In news that once again raises troubling questions about how authorities misuse private information, a Florida cop is under investigation by the FBI for allegedly using a police database to pick up women.

In June 2018, two parents called the Bradenton Police Department to report a “domestic incident” involving Bradenton Police Sgt. Leonel Marines, 36, who had allegedly followed their adult daughter home from a parking lot and demanded to speak with her. The parents, sensing something was off, refused to let him inside and asked for his identification and supervisor’s name. When he refused to provide either, they contacted the police department to report the incident to the watch commander on duty.

The complaint triggered an investigation that revealed Bradenton, who has been on the force for 12 years, has a longtime pattern of using a confidential police database as his own personal dating service, Bradenton Police Chief Melanie Bevan told reporters in a press conference. The investigation found that Marines had “engaged in negative and inappropriate contact” with 150 women. A “majority” of these women “were Hispanic,” Bevan said.

“To get right to the root of the matter, Leonel Marines was not utilizing this data for law enforcement purposes whatsoever,” Bevan said. “Instead, he was using it in a variety of ways—from social media, cold telephone calls, visits to their home under the guise of being there for police business, you name it—trying to get dates with these women. He was very persistent and successful at times in his efforts to do so.”

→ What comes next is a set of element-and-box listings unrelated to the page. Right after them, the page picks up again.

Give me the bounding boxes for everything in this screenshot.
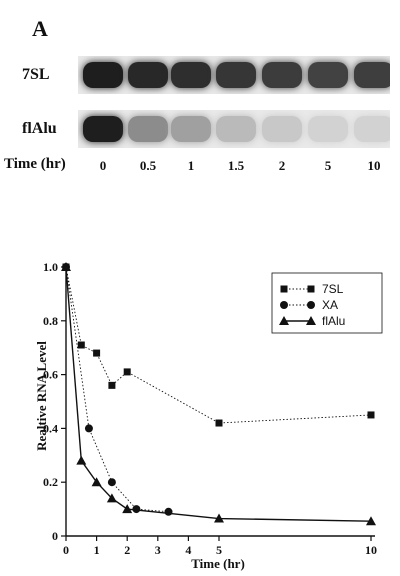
x-tick-label: 3 (155, 543, 161, 557)
y-tick-label: 1.0 (43, 260, 58, 274)
chart-series (61, 262, 376, 526)
legend-box (271, 272, 383, 334)
x-tick-label: 1 (94, 543, 100, 557)
gel-blot-7sl (78, 56, 390, 94)
data-point-xa (107, 478, 116, 487)
data-point-flalu (61, 262, 71, 271)
data-point-flalu (122, 504, 133, 514)
gel-band-7sl-3 (216, 62, 256, 88)
data-point-7sl (93, 349, 101, 357)
gel-band-flalu-3 (216, 116, 256, 142)
gel-band-flalu-1 (128, 116, 168, 142)
x-tick-label: 10 (365, 543, 377, 557)
data-point-7sl (367, 411, 375, 419)
gel-time-label: Time (hr) (4, 156, 66, 172)
legend-marker-flalu (279, 316, 289, 325)
data-point-flalu (214, 513, 224, 523)
legend-marker-flalu (306, 316, 316, 325)
gel-band-flalu-6 (354, 116, 390, 142)
gel-band-flalu-4 (262, 116, 302, 142)
gel-band-flalu-2 (171, 116, 211, 142)
gel-blot-flalu (78, 110, 390, 148)
data-point-flalu (76, 455, 87, 465)
data-point-xa (84, 424, 93, 433)
gel-band-7sl-5 (308, 62, 348, 88)
data-point-flalu (106, 493, 117, 503)
legend-label-xa: XA (322, 298, 338, 312)
gel-time-5: 5 (324, 158, 332, 173)
chart-axes: 0 0.2 0.4 0.6 0.8 1.0 0 1 2 3 4 5 10 (43, 260, 377, 557)
chart-legend: 7SL XA flAlu (271, 272, 383, 334)
gel-band-flalu-5 (308, 116, 348, 142)
y-tick-label: 0.6 (43, 368, 58, 382)
x-tick-label: 0 (63, 543, 69, 557)
gel-time-0: 0 (99, 158, 107, 173)
legend-marker-xa (307, 301, 315, 309)
legend-marker-xa (280, 301, 288, 309)
data-point-7sl (108, 381, 116, 389)
x-tick-label: 5 (216, 543, 222, 557)
gel-time-1: 1 (187, 158, 195, 173)
y-tick-label: 0.2 (43, 475, 58, 489)
data-point-7sl (77, 341, 85, 349)
gel-time-15: 1.5 (227, 158, 245, 173)
gel-band-7sl-6 (354, 62, 390, 88)
data-point-xa (132, 505, 141, 514)
x-tick-label: 4 (185, 543, 191, 557)
decay-chart: 0 0.2 0.4 0.6 0.8 1.0 0 1 2 3 4 5 10 7SL XA flAlu Real… (34, 260, 383, 571)
data-point-flalu (366, 516, 376, 526)
data-point-7sl (123, 368, 131, 376)
data-point-flalu (91, 477, 102, 487)
lane-label-flalu: flAlu (22, 120, 57, 137)
gel-band-7sl-1 (128, 62, 168, 88)
y-tick-label: 0.4 (43, 421, 58, 435)
gel-time-10: 10 (367, 158, 381, 173)
panel-label: A (32, 16, 48, 41)
legend-label-7sl: 7SL (322, 282, 344, 296)
lane-label-7sl: 7SL (22, 66, 50, 83)
y-axis-title: Realtive RNA Level (34, 341, 49, 451)
gel-band-7sl-2 (171, 62, 211, 88)
gel-band-7sl-4 (262, 62, 302, 88)
data-point-xa (164, 507, 173, 516)
gel-time-2: 2 (278, 158, 286, 173)
x-tick-label: 2 (124, 543, 130, 557)
series-line-xa (65, 266, 169, 513)
gel-band-flalu-0 (83, 116, 123, 142)
x-axis-title: Time (hr) (191, 556, 245, 571)
y-tick-label: 0.8 (43, 314, 58, 328)
legend-label-flalu: flAlu (322, 314, 345, 328)
y-tick-label: 0 (52, 529, 58, 543)
data-point-7sl (215, 419, 223, 427)
gel-band-7sl-0 (83, 62, 123, 88)
legend-marker-7sl (280, 285, 288, 293)
legend-marker-7sl (307, 285, 315, 293)
gel-time-05: 0.5 (139, 158, 157, 173)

Bevan said the internal investigation uncovered “misuse of criminal justice information, violations of our record security policy, and sex on duty.”

Marines resigned in October, after he was placed on desk duty through the investigation. The FBI has since initiated a criminal investigation into Marines.

This is not the first time, however, that someone had filed a complaint against Marines for inappropriate contact. The Bradenton Herald reports of a complaint filed in 2012:

At the time, a woman told police that Marines had shown up at her home on several occasions, asking her personal questions that seemed unrelated to any police investigation and she didn’t know him personally, according to the 2012 internal affairs report. The woman added that she didn’t know how Marines had gotten her personal information and that she had asked that he not come back.
… When questioned by the internal affairs investigator why he had accessed her information, Marines said “that there was no particular reason, that they had mutual friends and it was out curiosity.”
Marines was also questioned about why he had accessed the driver’s license information of eight other people, as revealed by the same audit. According to the report, Marines claimed that he didn’t recognize any of them and couldn’t remember if it was in connection to any case but that he had “no physical contact” with any of them.

The report concluded that while Marines “contacted or attempted to contact” the eight people, he did not have any verbal or physical contact with them. Marines was given a three-day suspension and then resumed his service, where he allegedly continued to prey on women through the database.

Bevan said Marines had “cast a dark shadow on our law enforcement profession,” and called the parents who reported him “heroes.”

“In this day and age, it takes a little bit of courage to tell a police officer standing at their door… ‘No, we don’t want to let you talk to our daughter because we don’t get the right feeling about this,’” she said.